Он также прекрасно знал, что в его башне когда-то жили королевский судья по уголовным делам Тардье с женой, два скупца, высмеянные Буало: что они были здесь убиты и что головы несчастных были подвешены к оконной раме на втором этаже. И до сих пор башню часто называли башней Тардье или башней Преступления.
Но Буавен недолюбливал таких людей, как Тардье, королевский судья по уголовным делам, за то, что они не дают спокойно жить добродушным весельчакам.
Но кроме дома каноника, дяди Буало, и особняка, в котором вырос Вольтер, было еще кое-что, чем гордился Буавен: арка Жана Гужона [2] и, конечно, церковь Сент-Шапель. И все здесь, рядом. Трактирщик считал, что такое архитектурно-историческое соседство придавало больше респектабельности его заведению. Он всегда охотно пояснял, что названия Иерусалимской улицы и улицы Назарет пришли до нас от паломников, которые перед отправлением на Святую Землю или после возвращения оттуда имели обыкновение собираться у часовни Сен-Луи, и добавлял:
– Они умирали от жажды, эти бездельники, после своих странствий по безводной пустыне. Сколько же им нужно было подавать, чтоб утолить их жажду.

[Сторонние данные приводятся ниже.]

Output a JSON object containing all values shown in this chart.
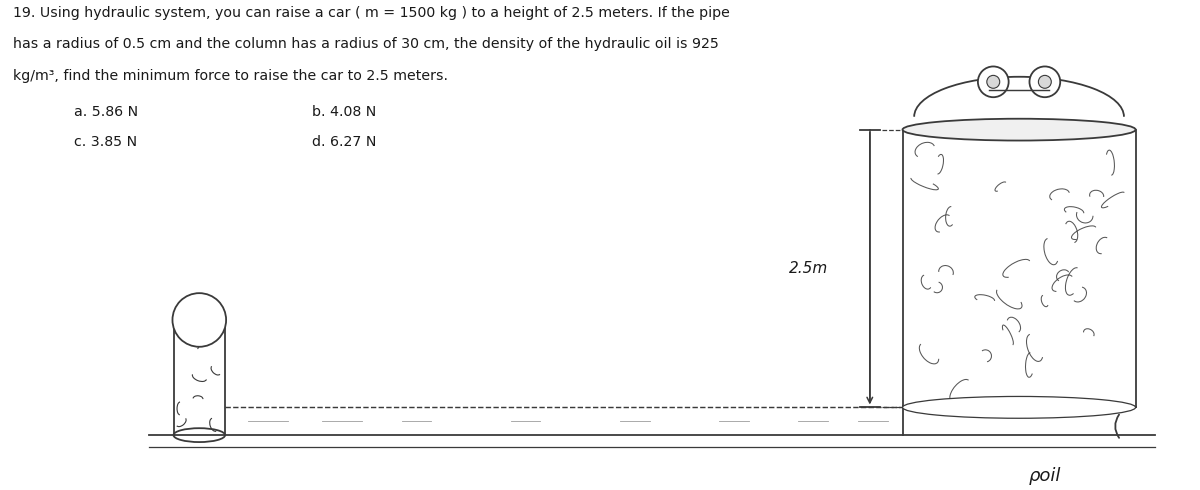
{
  "title_line1": "19. Using hydraulic system, you can raise a car ( m = 1500 kg ) to a height of 2.5 meters. If the pipe",
  "title_line2": "has a radius of 0.5 cm and the column has a radius of 30 cm, the density of the hydraulic oil is 925",
  "title_line3": "kg/m³, find the minimum force to raise the car to 2.5 meters.",
  "option_a": "a. 5.86 N",
  "option_b": "b. 4.08 N",
  "option_c": "c. 3.85 N",
  "option_d": "d. 6.27 N",
  "height_label": "2.5m",
  "density_label": "ρoil",
  "bg_color": "#ffffff",
  "text_color": "#1a1a1a",
  "diagram_color": "#3a3a3a"
}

Моя харчевня берет начало от крестовых походов.
К зданиям же, принадлежавшим сыскной полиции, он не испытывал ни малейшего уважения, считая их инородцами, выскочками, появившимися здесь примерно в 1610 году.

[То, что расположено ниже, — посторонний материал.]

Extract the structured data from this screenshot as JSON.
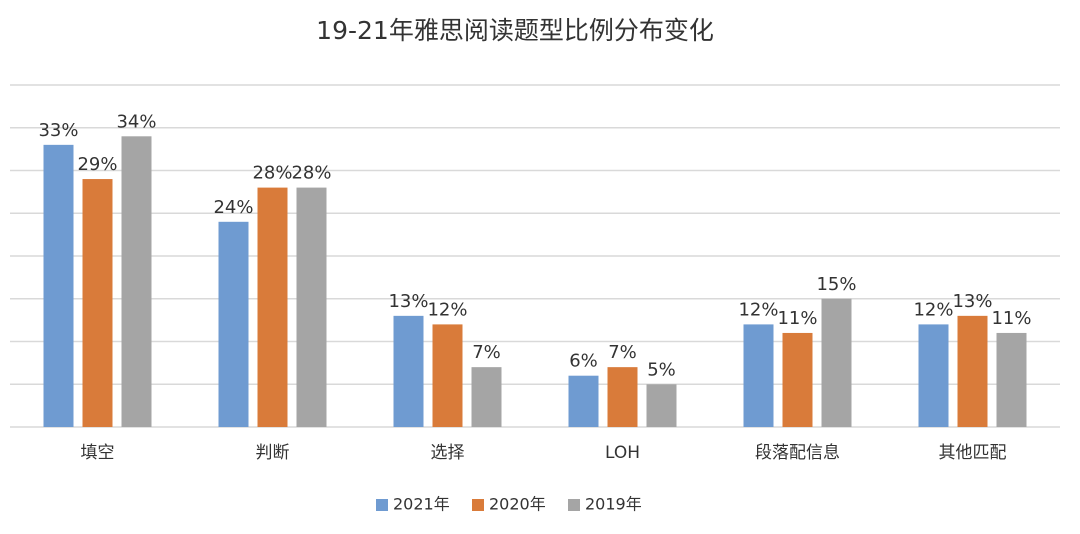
{
  "chart_data": {
    "type": "bar",
    "title": "19-21年雅思阅读题型比例分布变化",
    "categories": [
      "填空",
      "判断",
      "选择",
      "LOH",
      "段落配信息",
      "其他匹配"
    ],
    "series": [
      {
        "name": "2021年",
        "color": "#6f9bd1",
        "values": [
          33,
          24,
          13,
          6,
          12,
          12
        ],
        "value_labels": [
          "33%",
          "24%",
          "13%",
          "6%",
          "12%",
          "12%"
        ]
      },
      {
        "name": "2020年",
        "color": "#d97b3a",
        "values": [
          29,
          28,
          12,
          7,
          11,
          13
        ],
        "value_labels": [
          "29%",
          "28%",
          "12%",
          "7%",
          "11%",
          "13%"
        ]
      },
      {
        "name": "2019年",
        "color": "#a5a5a5",
        "values": [
          34,
          28,
          7,
          5,
          15,
          11
        ],
        "value_labels": [
          "34%",
          "28%",
          "7%",
          "5%",
          "15%",
          "11%"
        ]
      }
    ],
    "ylim": [
      0,
      40
    ],
    "yticks": [
      0,
      5,
      10,
      15,
      20,
      25,
      30,
      35,
      40
    ],
    "grid": true,
    "legend": "bottom"
  }
}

В доме Буавена находилось еще и кабаре. Оно располагалось на втором этаже башни. Посетителей всегда хоть отбавляй, и как вы сами можете догадаться, им был совершенно чужд дворцовый этикет. Мужчины с рыцарскими манерами, не признающие физического труда, да и вообще, никаких других занятий, кроме охраны местных красоток, составляли его основную клиентуру и, признаться, не пользовались уважением в обществе.
Кроме них, были и жандармы, надзиратели, мелкие канцелярские служащие, пожарники, домушники, потерявшие всякое доверие в других трактирах острова Ситэ.
Башня была основной, наиболее любимой частью заведения папаши Буавена.
Поверьте, я без всякой охоты затрагиваю эту тему. И окажись целомудренная Венера в крохотных комнатушках главной башни, она бы спустила вуаль до колен.
И все же туда частенько заглядывали кухарки торговцев рыболовной снастью, чтобы по чести и совести скоротать время с какими-нибудь жандармами.
Несмотря на малые размеры, каждая клетушка вмещала две пары. А папаша Буавен, остряк, еще подтрунивал: «И восемь человек войдет, если потесниться, не развалится!»
На третьем этаже кабинетов не было, здесь, на самом верху, сдавались три меблированные комнаты: комната Поля Лабра, комната Терезы Сула и под самым коньком крыши башни Тардье комната, на двери которой желтым мелом было написано:«Готрон».
Следует тут же заметить, что в 1834 году дом под № 5, примыкающий к харчевне Буавена, был снят под службу безопасности сыскной полиции.
Она тогда восстанавливалась после снятия небезызвестного Видока.
Поль Лабр обратил свой мечтательный взгляд на Сену, которая виднелась в просвете между домами. Его лицо на фоне темного окна, подсвеченное косыми бликами уходящего солнца, походило на медальон с изображением Давида. Это было благородное лицо, полное гордости и одиночества. В глазах месье Поля угадывалась поверженная храбрость и ушедшая жизнерадостность.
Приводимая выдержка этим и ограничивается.